Diva menggeleng pelan sambil tertawa. Habis sudah Aya, dia tidak punya muka lagi di depan Papa Will. Gadis itu memang sudah tidak peduli omongan orang. Mungkin jika ia seorang seniman ataupun sutradara, ia tidak peduli dengan kritik dari kritikus. Yang penting bikin karya pikir Aya mungkin.

“Bye bye, Assalamualaikum,” kata Diva sambil berlari kecil keluar rumah.

Di halaman depan sudah ada Alaska dengan motor ninja hitam. Dengan santai Diva menghampiri Alaska. Sedangkan lelaki itu memandang Diva lekat dengan kaki yang menghentak kecil di lantai cor.

“Pacar aku udah mulai berani telat nih?” sindir Alaska.

Diva yang tidak mengerti hanya mengerutkan dahi. “Maksudnya?” bingung Diva.

“Coba liat jam? Sekarang jam berapa?”

Dengan segera Diva mengangkat tangan kirinya dimana jam melingkari tangannya. 6.50 AM.

“Hehehe, ya udah ayo jalan. Nanti malah terlambat beneran,” ajak Diva sambil berjalan ke belakang motor Alaska.

Alaska menaiki motor dan menghidupkannya. Diva berpegangan pada pundak Alaska ketika ingin menaiki motor yang tinggi itu. Setelah dirasa sudah, Alaska melajukan motornya meninggalkan kawasan rumah.

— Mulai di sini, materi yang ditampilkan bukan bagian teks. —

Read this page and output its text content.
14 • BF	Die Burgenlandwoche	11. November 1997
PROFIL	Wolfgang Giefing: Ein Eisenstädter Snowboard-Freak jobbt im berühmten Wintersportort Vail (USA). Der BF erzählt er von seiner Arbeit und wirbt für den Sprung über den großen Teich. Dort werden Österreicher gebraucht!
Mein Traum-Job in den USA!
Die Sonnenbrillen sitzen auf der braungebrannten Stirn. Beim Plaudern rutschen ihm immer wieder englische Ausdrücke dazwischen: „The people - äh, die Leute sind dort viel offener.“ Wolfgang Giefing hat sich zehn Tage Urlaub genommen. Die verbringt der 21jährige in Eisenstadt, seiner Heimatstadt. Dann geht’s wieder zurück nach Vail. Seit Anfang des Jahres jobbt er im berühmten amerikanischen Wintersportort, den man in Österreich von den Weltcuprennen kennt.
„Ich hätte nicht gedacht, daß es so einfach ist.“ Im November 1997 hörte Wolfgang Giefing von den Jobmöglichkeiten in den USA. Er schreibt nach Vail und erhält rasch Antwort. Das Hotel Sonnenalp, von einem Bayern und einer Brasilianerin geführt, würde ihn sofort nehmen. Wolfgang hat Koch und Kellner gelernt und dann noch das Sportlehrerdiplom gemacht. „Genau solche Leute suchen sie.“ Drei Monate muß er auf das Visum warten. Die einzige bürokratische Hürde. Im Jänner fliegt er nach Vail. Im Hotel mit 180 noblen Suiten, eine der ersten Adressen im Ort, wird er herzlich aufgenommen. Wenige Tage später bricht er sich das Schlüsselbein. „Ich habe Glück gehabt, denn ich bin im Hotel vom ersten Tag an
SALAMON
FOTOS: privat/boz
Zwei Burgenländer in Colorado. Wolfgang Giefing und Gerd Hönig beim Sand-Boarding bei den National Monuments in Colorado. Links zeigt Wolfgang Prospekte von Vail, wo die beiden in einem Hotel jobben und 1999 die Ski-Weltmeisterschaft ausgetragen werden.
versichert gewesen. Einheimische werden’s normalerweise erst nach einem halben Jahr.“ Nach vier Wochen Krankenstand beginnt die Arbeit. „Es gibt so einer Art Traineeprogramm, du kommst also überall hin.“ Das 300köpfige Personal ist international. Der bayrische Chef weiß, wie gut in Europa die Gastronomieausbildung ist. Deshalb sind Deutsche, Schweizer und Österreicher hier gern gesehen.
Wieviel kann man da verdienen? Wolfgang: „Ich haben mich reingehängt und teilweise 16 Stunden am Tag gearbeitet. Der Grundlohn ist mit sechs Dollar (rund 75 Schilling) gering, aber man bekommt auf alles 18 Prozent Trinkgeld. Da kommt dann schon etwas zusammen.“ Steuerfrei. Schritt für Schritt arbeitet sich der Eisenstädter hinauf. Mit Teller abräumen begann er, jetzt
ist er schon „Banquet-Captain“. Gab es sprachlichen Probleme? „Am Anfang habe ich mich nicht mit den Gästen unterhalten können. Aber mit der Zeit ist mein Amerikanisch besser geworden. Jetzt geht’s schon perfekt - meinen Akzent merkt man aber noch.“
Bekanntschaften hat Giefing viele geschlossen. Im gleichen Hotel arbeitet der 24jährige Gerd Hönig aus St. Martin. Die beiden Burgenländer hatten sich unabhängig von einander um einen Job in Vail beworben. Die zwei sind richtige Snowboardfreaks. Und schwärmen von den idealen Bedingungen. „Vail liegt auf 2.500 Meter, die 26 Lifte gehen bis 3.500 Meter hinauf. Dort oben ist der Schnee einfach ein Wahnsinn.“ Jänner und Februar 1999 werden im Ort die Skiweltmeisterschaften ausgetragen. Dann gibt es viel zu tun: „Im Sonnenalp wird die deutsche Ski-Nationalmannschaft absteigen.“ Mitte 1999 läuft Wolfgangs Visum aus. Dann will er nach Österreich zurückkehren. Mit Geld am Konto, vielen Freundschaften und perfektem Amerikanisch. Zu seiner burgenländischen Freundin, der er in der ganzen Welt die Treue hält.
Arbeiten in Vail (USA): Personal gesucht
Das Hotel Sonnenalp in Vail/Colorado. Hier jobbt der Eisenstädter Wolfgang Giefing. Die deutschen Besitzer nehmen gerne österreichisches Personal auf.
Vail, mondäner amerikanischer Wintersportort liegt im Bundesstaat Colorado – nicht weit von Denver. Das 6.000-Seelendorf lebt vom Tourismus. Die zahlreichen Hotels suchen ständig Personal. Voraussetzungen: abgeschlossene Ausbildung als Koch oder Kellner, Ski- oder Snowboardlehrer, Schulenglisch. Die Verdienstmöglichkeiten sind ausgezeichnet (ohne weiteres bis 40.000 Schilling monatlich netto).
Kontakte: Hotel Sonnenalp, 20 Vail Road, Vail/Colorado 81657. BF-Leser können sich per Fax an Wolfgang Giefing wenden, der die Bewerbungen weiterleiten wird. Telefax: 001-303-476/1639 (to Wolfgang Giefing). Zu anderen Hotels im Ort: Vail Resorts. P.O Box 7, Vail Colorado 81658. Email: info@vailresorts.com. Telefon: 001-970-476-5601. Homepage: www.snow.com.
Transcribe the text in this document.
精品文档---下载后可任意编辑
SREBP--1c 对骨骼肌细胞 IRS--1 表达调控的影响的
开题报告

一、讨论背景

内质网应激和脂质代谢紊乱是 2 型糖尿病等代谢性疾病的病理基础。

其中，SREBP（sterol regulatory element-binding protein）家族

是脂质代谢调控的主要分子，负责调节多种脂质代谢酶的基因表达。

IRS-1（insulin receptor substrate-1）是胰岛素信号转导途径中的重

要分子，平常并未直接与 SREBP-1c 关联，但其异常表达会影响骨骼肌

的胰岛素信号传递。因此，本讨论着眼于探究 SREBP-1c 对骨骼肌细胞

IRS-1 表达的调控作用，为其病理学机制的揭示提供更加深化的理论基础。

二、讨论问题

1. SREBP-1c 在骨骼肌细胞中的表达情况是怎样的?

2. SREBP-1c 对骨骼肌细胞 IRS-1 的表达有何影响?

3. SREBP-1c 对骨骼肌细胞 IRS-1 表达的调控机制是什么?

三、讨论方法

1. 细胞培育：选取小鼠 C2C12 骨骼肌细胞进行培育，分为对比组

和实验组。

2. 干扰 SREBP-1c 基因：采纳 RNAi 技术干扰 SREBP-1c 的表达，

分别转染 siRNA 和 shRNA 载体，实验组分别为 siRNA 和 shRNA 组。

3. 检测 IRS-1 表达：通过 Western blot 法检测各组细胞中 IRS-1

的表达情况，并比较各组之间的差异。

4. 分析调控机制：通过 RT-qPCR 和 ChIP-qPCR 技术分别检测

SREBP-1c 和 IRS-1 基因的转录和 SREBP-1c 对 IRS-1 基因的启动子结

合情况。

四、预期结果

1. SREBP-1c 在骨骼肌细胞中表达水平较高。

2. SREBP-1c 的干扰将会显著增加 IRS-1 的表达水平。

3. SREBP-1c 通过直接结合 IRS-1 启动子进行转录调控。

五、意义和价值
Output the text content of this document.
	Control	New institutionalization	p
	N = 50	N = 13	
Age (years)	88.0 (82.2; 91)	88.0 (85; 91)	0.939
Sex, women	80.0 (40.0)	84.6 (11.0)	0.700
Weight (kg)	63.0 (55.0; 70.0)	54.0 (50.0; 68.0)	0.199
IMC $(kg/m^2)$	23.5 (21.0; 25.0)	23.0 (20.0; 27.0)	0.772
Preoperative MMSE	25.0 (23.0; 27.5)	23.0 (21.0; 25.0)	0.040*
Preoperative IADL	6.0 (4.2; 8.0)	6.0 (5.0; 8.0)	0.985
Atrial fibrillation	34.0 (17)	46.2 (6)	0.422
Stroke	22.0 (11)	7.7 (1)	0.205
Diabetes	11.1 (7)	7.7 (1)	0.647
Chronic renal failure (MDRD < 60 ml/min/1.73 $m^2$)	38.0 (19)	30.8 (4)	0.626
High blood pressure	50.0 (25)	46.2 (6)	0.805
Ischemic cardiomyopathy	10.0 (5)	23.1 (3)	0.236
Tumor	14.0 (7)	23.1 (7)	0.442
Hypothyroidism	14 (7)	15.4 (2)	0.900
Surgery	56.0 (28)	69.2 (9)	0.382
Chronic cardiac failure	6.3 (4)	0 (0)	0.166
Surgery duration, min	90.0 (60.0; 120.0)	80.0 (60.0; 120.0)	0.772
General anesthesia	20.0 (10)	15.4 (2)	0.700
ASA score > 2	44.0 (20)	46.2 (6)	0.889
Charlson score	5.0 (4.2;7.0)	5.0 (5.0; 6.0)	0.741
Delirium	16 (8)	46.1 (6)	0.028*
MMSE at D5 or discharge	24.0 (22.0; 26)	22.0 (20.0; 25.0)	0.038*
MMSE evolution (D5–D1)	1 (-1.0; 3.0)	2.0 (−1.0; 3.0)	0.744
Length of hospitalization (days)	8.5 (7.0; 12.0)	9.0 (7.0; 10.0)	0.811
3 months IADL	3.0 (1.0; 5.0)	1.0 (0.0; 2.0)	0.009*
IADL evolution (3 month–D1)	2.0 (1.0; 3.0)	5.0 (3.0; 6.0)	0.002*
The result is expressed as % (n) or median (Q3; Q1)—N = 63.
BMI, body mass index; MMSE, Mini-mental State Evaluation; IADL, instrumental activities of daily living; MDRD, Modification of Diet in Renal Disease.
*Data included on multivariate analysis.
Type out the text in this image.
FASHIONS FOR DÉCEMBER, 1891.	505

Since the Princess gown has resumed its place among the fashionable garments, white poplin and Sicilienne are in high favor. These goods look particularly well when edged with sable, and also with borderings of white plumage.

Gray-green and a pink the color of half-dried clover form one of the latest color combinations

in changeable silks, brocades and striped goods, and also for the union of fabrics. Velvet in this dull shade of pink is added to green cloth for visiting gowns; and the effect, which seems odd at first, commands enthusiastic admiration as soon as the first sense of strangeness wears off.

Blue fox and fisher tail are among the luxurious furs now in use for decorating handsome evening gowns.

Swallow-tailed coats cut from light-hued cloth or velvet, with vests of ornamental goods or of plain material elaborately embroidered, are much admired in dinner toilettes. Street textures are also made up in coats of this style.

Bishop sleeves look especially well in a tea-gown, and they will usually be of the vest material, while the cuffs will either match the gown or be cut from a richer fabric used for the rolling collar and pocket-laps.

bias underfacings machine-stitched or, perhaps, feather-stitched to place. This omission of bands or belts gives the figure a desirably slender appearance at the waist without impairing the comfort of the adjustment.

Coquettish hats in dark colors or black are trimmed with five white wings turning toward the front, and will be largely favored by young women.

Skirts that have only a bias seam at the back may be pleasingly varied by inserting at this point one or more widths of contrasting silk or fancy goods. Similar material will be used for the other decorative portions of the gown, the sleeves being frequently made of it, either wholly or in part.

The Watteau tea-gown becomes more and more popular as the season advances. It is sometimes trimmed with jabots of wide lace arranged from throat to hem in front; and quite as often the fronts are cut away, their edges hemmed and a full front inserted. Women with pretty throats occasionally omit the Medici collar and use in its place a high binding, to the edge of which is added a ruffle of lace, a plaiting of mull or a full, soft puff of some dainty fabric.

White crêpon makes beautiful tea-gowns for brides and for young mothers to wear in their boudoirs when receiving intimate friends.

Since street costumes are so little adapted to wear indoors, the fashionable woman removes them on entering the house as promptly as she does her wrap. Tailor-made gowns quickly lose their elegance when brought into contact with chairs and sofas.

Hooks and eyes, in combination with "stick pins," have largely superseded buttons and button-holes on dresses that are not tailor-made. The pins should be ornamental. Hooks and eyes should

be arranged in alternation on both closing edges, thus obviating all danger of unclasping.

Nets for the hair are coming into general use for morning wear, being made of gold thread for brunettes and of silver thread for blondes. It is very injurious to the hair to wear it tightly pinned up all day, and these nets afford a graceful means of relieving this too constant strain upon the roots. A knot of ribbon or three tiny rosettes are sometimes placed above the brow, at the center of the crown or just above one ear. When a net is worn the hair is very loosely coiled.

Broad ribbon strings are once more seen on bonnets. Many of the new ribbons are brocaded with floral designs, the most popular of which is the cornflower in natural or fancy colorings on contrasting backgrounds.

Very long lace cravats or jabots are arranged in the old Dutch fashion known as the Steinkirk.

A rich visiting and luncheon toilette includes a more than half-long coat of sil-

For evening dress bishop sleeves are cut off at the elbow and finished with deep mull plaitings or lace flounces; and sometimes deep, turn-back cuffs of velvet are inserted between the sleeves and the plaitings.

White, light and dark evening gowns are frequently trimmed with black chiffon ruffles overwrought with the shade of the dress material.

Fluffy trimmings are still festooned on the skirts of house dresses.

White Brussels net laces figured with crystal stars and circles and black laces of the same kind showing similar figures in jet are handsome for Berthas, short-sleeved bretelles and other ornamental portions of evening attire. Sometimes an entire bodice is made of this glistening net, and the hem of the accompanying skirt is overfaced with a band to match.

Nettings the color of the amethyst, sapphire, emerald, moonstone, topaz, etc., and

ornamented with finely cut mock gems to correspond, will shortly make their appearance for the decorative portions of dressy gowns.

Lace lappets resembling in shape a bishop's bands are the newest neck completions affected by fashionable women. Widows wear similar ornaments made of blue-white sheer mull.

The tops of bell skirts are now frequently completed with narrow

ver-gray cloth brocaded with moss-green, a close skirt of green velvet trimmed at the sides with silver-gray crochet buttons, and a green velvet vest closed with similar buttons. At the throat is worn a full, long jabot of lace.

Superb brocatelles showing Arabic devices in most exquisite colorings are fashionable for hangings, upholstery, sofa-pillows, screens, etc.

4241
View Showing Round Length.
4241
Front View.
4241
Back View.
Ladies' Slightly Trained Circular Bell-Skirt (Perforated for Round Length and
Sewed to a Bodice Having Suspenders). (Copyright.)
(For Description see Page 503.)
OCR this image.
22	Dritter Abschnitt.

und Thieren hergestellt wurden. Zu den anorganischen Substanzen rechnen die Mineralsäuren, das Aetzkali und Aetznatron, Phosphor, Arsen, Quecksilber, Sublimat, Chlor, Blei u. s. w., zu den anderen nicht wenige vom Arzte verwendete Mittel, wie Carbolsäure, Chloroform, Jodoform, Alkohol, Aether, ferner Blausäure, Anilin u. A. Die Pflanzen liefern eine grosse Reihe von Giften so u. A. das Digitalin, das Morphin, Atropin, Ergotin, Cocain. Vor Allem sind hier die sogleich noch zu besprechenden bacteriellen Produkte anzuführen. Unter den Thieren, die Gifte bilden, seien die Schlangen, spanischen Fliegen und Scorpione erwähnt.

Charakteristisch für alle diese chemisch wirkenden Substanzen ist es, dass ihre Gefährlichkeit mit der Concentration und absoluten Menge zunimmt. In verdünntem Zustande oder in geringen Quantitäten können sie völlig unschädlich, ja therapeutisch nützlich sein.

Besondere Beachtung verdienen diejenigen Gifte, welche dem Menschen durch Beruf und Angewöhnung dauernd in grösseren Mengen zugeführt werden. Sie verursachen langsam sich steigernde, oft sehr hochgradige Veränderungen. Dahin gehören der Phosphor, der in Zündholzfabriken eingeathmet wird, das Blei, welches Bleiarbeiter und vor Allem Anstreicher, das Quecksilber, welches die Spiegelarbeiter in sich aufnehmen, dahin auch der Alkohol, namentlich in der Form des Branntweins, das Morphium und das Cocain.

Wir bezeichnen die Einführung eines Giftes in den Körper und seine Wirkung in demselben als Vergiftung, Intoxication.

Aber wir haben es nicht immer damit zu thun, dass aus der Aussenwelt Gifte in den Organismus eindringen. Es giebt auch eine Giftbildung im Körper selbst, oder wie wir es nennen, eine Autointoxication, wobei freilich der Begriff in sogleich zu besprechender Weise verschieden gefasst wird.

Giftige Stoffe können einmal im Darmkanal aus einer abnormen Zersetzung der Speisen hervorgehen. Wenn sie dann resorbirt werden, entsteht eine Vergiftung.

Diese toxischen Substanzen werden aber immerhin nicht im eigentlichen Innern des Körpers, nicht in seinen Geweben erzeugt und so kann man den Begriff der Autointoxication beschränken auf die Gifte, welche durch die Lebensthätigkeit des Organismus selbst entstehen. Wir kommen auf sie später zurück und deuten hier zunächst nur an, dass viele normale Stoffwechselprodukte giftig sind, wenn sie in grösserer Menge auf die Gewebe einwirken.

Pintu gerbang SMK Barsel tampak sudah hampir ditutup, kurang lebih jarak satu meter antara satu gerbang dengan gerbang lain. Diva segera turun dengan tergesa dan Alaska dengan cekatan melepas helm dan berteriak pada Mang Ari agar mengamankan motornya. Lelaki itu bergegas menghampiri Diva yang sudah di pinggir jalan.